Fragment van kadastrale minuutkaart, anno 1832 (sectie D-532a).

Legger 119v1/1: Sectie D-532a. Huis en erf. Eigendom van jonkheer Jacob van Foreest van Heemse, heer van Gramsbergen. Erfpachter: schoenmaker Jan van der Hulst. In 1841 over op:
Legger 614/1: Eigendom van Eberhard Peter Löhnis te Rotterdam. Erfpachter: schoenmaker Jan van der Hulst. In 1851 naamsverandering. Over op:
Legger 833/1: Eigendom van de weduwe Löhnis-Rochussen te Rotterdam. Erfpachter: schoenmaker Jan van der Hulst. Later de hervormde diaconie.

Op 4 januari 1854 begon notaris Willem Swam met de eerste inzate van de openbare verkoop van vastgoed.
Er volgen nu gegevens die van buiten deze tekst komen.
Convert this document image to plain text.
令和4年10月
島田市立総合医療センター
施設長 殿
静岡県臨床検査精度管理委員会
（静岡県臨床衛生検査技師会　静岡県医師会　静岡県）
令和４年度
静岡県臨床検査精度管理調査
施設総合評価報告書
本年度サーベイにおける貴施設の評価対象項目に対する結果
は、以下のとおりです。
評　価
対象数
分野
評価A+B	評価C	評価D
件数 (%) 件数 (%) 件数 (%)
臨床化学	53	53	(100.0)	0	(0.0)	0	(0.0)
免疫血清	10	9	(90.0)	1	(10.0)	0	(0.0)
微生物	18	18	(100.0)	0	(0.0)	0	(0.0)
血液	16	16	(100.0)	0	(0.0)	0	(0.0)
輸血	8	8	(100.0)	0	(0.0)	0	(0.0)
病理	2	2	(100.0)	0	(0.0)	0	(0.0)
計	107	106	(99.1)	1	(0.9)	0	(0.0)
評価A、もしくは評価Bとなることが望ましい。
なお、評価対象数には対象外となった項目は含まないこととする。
Hij deed dat op verzoek van landbouwer Jan Nijman, barbier Roelof Reinders (mede namens diens broer kleermaker Gerrit Reinders te Aalten) en namens Teunis van der Veen als administrerend diaken van de hervormde kerk. Het betrof de oostelijke halfscheid van een woonhuis met grond en wheere, staande en gelegen in de Voorstraat, wordende de andere halfscheid thans bewoond door voornoemden Jan Nijman, kadastraal bekend ten name van mevr. de weduwe Löhnis te Rotterdam als eigenaresse en Jan van der Hulst als erfpachter in sectie D-532a, belast met een erfpachtrecht van 1 gulden per jaar en anderhalve dag ‘dienst’ of 62½ cent aan contanten. Twee weken later, op 18 januari, vond de definitieve veiling plaats en werd het kavel voor 233 gulden gemijnd door Johannes Gerhardus Bouwhuis. De verkopers besloten de koop te gunnen, waarna Johannes Gerhardus verklaarde de koop te hebben gedaan voor en namens zijn vader, gemeenteontvanger Hendrik Bouwhuis (aktenr. 2088 en 2092).

Legger 914/3: Eigendom van de weduwe Löhnis-Rochussen te Rotterdam. Erfpachter: gemeenteontvanger Hendrik Bouwhuis en echtgenote Hermina Richterink te Gramsbergen. In 1862 boedelscheiding. Over op:
Legger 1389/1: Eigendom van de fam. Löhnis te Rotterdam. Erfpachter: gemeenteontvanger Johannes Gerhardus Bouwhuis te Gramsbergen. In 1869 successie. Over op:
Legger 1674/1: Eigendom van de weduwe Löhnis-‘s-Jacob te Rotterdam. Erfpachter: gemeenteontvanger Johannes Gerhardus Bouwhuis. Huisnr. A-82. In 1877 verkoop. Over op:
Legger 2186/1: Eigendom van de weduwe Löhnis-‘s-Jacob te Rotterdam. Erfpachter: Gerrit Jan Albers, afslager van publieke verkopingen. Hij was in 1870 gehuwd met Hendrikjen Hobers.

Fragment van aanvullende minuutkaart, anno 1880 (sectie D-532a).

In 1912 boedelscheiding. Over op:
Legger 3776/1: Eigendom van de Maatschappij tot exploitatie van de havezathe Gramsbergen en aanhoorigheden. Erfpachter: weduwnaar Gerrit Jan Albers en zoon Gerrit Jan Alberts en schoondochter Derkje Espeldoorn. In 1934 verbouw. Over op:

Kadastrale hulpkaart, augustus 1935 (sectie D-532a).

Legger 3776/2: Sectie D-532a. Huis en erf. In 1943 verkoop. Over op:
Legger 3777/10: Eigendom van Gerrit Jan Albers. Huisnr. A-82. In 1947 boedelscheiding. Over op:
Legger 5212/1: Eigendom van landbouwer Gerrit Jan Albers (geb. 11 november 1907). In 1949 vereniging, redres en stichting. Over op:

Kadastrale hulpkaart, oktober 1949 (sectie D-3339).

Legger 5297/1: Nieuwe sectie D-3339. Huis, schuur en erf. In 1950 verklaring van verjaring. Over op:
Legger 5212/6: Eigendom van landbouwer Gerrit Jan Albers en echtgenote Fennigje van der Haar. In 1969 verbouw. Over op:
Legger 5212/9: Sectie D-3339. Huis, schuur en erf. In 1970 hermeting enz. Over op:

Kadastrale hulpkaart, juli 1970 (sectie D-3339).

Legger 5212/11: Sectie D-3339. Huis, schuur en erf. In 1980 vereniging van artikelen. Over op:
Legger 7546/4: Eigendom van de fam. Albers. In 1984 boedelscheiding. Over op:
Legger 8320/2: Eigendom van schilder G.J. Albers en van D.M. Valkema-Albers aan de Voorstraat 20.